CHAPITRE XLVII. LES CAMBRIOLEURS.

Le costume de ville. – La chique en permanence. – Les maisons sans portier. – Curiosité des locataires. – Les chercheurs de sages-femmes. – les gilets et les cravates. – Le trophée d’amour. – Force cuirs. – Les paniers et les hottes. – Nouveaux visages. – Tremblez le dimanche. – Bons conseils. – Prenez un bâton. – Les maisons à portier. – Payez vos gardiens. – Cambrioleurs à la flan. – Le feu d’artifice et le bouquet. – Les caroubleurs. – Petite liste de gens dont il faut se méfier. – Les indicateurs. – Les nourrisseurs. – Cachez les rentrées. – Les voisins perfides. – Ô le brave homme ! on te connaît beau masque !

Les cambrioleurs sont les voleurs de chambres, soit à l’aide d’effraction, soit à l’aide de fausses clés. À la ville, c’est-à-dire hors de leurs occupations habituelles, il n’est pas très difficile de les reconnaître : ce sont pour la plupart des jeunes gens dont les plus âgés n’ont pas plus de trente ans : de dix huit à trente, c’est le bon âge d’un cambrioleur. Presque toujours ils sont vêtus assez proprement ; mais quel que soit leur costume, qu’ils aient adopté la veste, la redingote ou l’habit, ils ne cessent jamais d’avoir l’air commun, et à la première vue on peut juger qu’il ne sont pas des fils de famille. D’ordinaire ils ont les mains sales, et la présence d’une énorme chique qu’ils roulent sans cesse d’un côté de la bouche leur irrégularise la figure de la plus étrange façon. Rarement ils portent une canne, plus rarement encore ils mettent des gants, cela leur arrive pourtant quelquefois.

Les cambrioleurs ne tentent pas de dévaliser une chambre, avant de s’être plus ou moins initiés aux habitudes de la personne qui l’occupe : ils ont besoin de savoir quand elle sera absente, et si chez elle il y a du butin à faire. Les maisons sans portier sont les plus favorables à leurs entreprises ; lorsqu’ils préméditent un coup, ils y vont par trois ou par quatre, qui s’introduisent, et montent successivement. L’un d’eux frappe aux portes, afin de s’assurer s’il y a quelqu’un.
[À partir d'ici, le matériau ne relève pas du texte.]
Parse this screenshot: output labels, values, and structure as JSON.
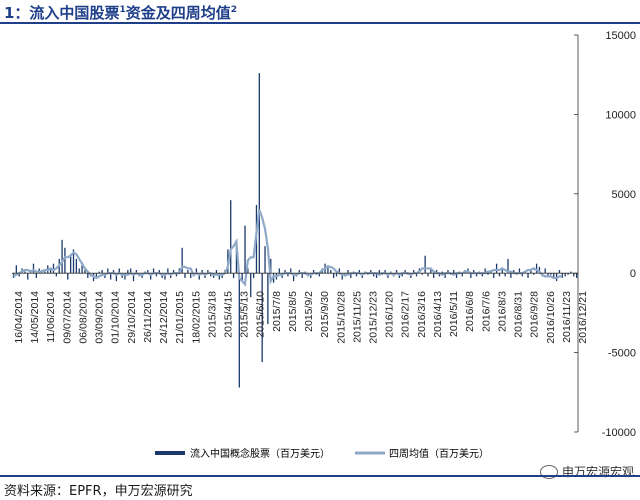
{
  "header": {
    "title_prefix": "1：流入中国股票",
    "title_sup1": "1",
    "title_mid": "资金及四周均值",
    "title_sup2": "2"
  },
  "footer": {
    "source": "资料来源：EPFR，申万宏源研究",
    "watermark": "申万宏源宏观",
    "watermark_icon": "wechat-icon"
  },
  "colors": {
    "bar": "#1b3a6b",
    "line": "#8fa9c9",
    "accent": "#1f3f8a"
  },
  "chart_data": {
    "type": "bar",
    "ylim": [
      -10000,
      15000
    ],
    "yticks": [
      15000,
      10000,
      5000,
      0,
      -5000,
      -10000
    ],
    "grid": false,
    "legend_position": "bottom",
    "x_tick_labels": [
      "16/04/2014",
      "14/05/2014",
      "11/06/2014",
      "09/07/2014",
      "06/08/2014",
      "03/09/2014",
      "01/10/2014",
      "29/10/2014",
      "26/11/2014",
      "24/12/2014",
      "21/01/2015",
      "18/02/2015",
      "2015/3/18",
      "2015/4/15",
      "2015/5/13",
      "2015/6/10",
      "2015/7/8",
      "2015/8/5",
      "2015/9/2",
      "2015/9/30",
      "2015/10/28",
      "2015/11/25",
      "2015/12/23",
      "2016/1/20",
      "2016/2/17",
      "2016/3/16",
      "2016/4/13",
      "2016/5/11",
      "2016/6/8",
      "2016/7/6",
      "2016/8/3",
      "2016/8/31",
      "2016/9/28",
      "2016/10/26",
      "2016/11/23",
      "2016/12/21"
    ],
    "series": [
      {
        "name": "流入中国概念股票（百万美元）",
        "kind": "bar",
        "values": [
          -300,
          500,
          -200,
          300,
          100,
          -400,
          200,
          600,
          -300,
          300,
          200,
          100,
          500,
          300,
          600,
          -200,
          900,
          2100,
          1600,
          -400,
          1200,
          1500,
          900,
          300,
          700,
          200,
          -300,
          -200,
          -500,
          -200,
          100,
          200,
          -300,
          300,
          -400,
          200,
          -500,
          300,
          -300,
          -400,
          200,
          300,
          -500,
          200,
          -200,
          -300,
          100,
          200,
          -400,
          300,
          -200,
          200,
          -300,
          -400,
          300,
          -300,
          200,
          -200,
          300,
          1600,
          -300,
          200,
          -300,
          -200,
          300,
          -400,
          200,
          -300,
          200,
          -200,
          -300,
          200,
          -400,
          -300,
          200,
          1500,
          4600,
          -300,
          1800,
          -7200,
          -500,
          3000,
          300,
          -1500,
          -300,
          4300,
          12600,
          -5600,
          1700,
          -3200,
          900,
          -600,
          -400,
          300,
          -300,
          200,
          -200,
          300,
          -500,
          -200,
          200,
          -300,
          100,
          -200,
          -300,
          200,
          -100,
          -200,
          300,
          600,
          500,
          200,
          -300,
          -200,
          300,
          -400,
          -200,
          200,
          -300,
          100,
          -200,
          200,
          -300,
          100,
          -100,
          200,
          -200,
          -300,
          200,
          -100,
          200,
          -300,
          100,
          -200,
          200,
          -300,
          -200,
          200,
          -100,
          -300,
          200,
          -200,
          300,
          -100,
          1100,
          -200,
          300,
          -300,
          200,
          -200,
          100,
          -300,
          200,
          -100,
          200,
          -300,
          100,
          -200,
          200,
          300,
          -300,
          200,
          -200,
          100,
          -200,
          300,
          -100,
          200,
          -300,
          600,
          -200,
          300,
          -200,
          900,
          -300,
          200,
          -100,
          300,
          -200,
          100,
          -300,
          200,
          -100,
          600,
          400,
          -200,
          300,
          -200,
          -100,
          -300,
          -500,
          200,
          -300,
          -200,
          -100,
          100,
          -200,
          -300
        ]
      },
      {
        "name": "四周均值（百万美元）",
        "kind": "line",
        "values": [
          -200,
          -100,
          0,
          100,
          200,
          200,
          100,
          200,
          100,
          100,
          100,
          200,
          200,
          300,
          200,
          300,
          500,
          700,
          1000,
          1000,
          1100,
          1300,
          1200,
          900,
          600,
          300,
          100,
          -100,
          -200,
          -300,
          -200,
          -100,
          -100,
          0,
          0,
          0,
          -100,
          0,
          -100,
          -100,
          -100,
          0,
          -100,
          0,
          -100,
          -100,
          0,
          0,
          -100,
          0,
          0,
          0,
          -100,
          -100,
          0,
          -100,
          0,
          0,
          0,
          400,
          400,
          300,
          300,
          -100,
          0,
          -100,
          0,
          -100,
          0,
          0,
          -100,
          -100,
          -100,
          -100,
          0,
          400,
          1500,
          1700,
          2000,
          -300,
          -500,
          -700,
          800,
          1000,
          1000,
          2500,
          4000,
          3500,
          2800,
          1600,
          -500,
          -200,
          -200,
          -100,
          -100,
          0,
          0,
          0,
          -100,
          -100,
          0,
          0,
          0,
          -100,
          -100,
          0,
          0,
          0,
          200,
          300,
          400,
          400,
          300,
          100,
          0,
          -100,
          -100,
          -100,
          0,
          0,
          0,
          0,
          -100,
          0,
          0,
          0,
          0,
          0,
          -100,
          0,
          0,
          -100,
          0,
          -100,
          0,
          -100,
          0,
          0,
          0,
          -100,
          0,
          0,
          100,
          300,
          300,
          300,
          300,
          100,
          0,
          0,
          -100,
          0,
          0,
          0,
          -100,
          0,
          0,
          0,
          100,
          100,
          0,
          0,
          0,
          0,
          0,
          0,
          100,
          100,
          200,
          200,
          200,
          300,
          200,
          100,
          100,
          0,
          0,
          0,
          0,
          100,
          200,
          200,
          300,
          200,
          100,
          -100,
          -200,
          -200,
          -200,
          -300,
          -300,
          -200,
          -200
        ]
      }
    ]
  }
}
Si l’on ne répond pas c’est bon signe, on se dispose à opérer, et aussitôt pour se mettre en garde contre une surprise, pendant que l’on fait sauter la gâche, ou jouer le rossignol, un des associés va se poster à l’étage supérieur, et un second à l’étage au-dessous.

Tandis que l’on procède à l’ouverture, il peut se faire qu’un locataire monte ou descende, et qu’il soit assez curieux pour s’enquérir de ce que font dans l’escalier des individus qu’il ne connaît pas. Alors, on lui répond que l’on va aux lieux d’aisances, ou bien on demande un nom en l’air ; souvent on cherche une blanchisseuse, une garde-malade, un cordonnier, une sage-femme nouvellement emménagée. Il est à remarquer que, dans ce cas, le voleur interrogé balbutie plutôt qu’il ne parle ; qu’il évite de regarder en face l’interrogateur, et que, pressé de lui livrer passage, afin de faire le plus de place possible il se range contre le mur en tournant le dos à la rampe.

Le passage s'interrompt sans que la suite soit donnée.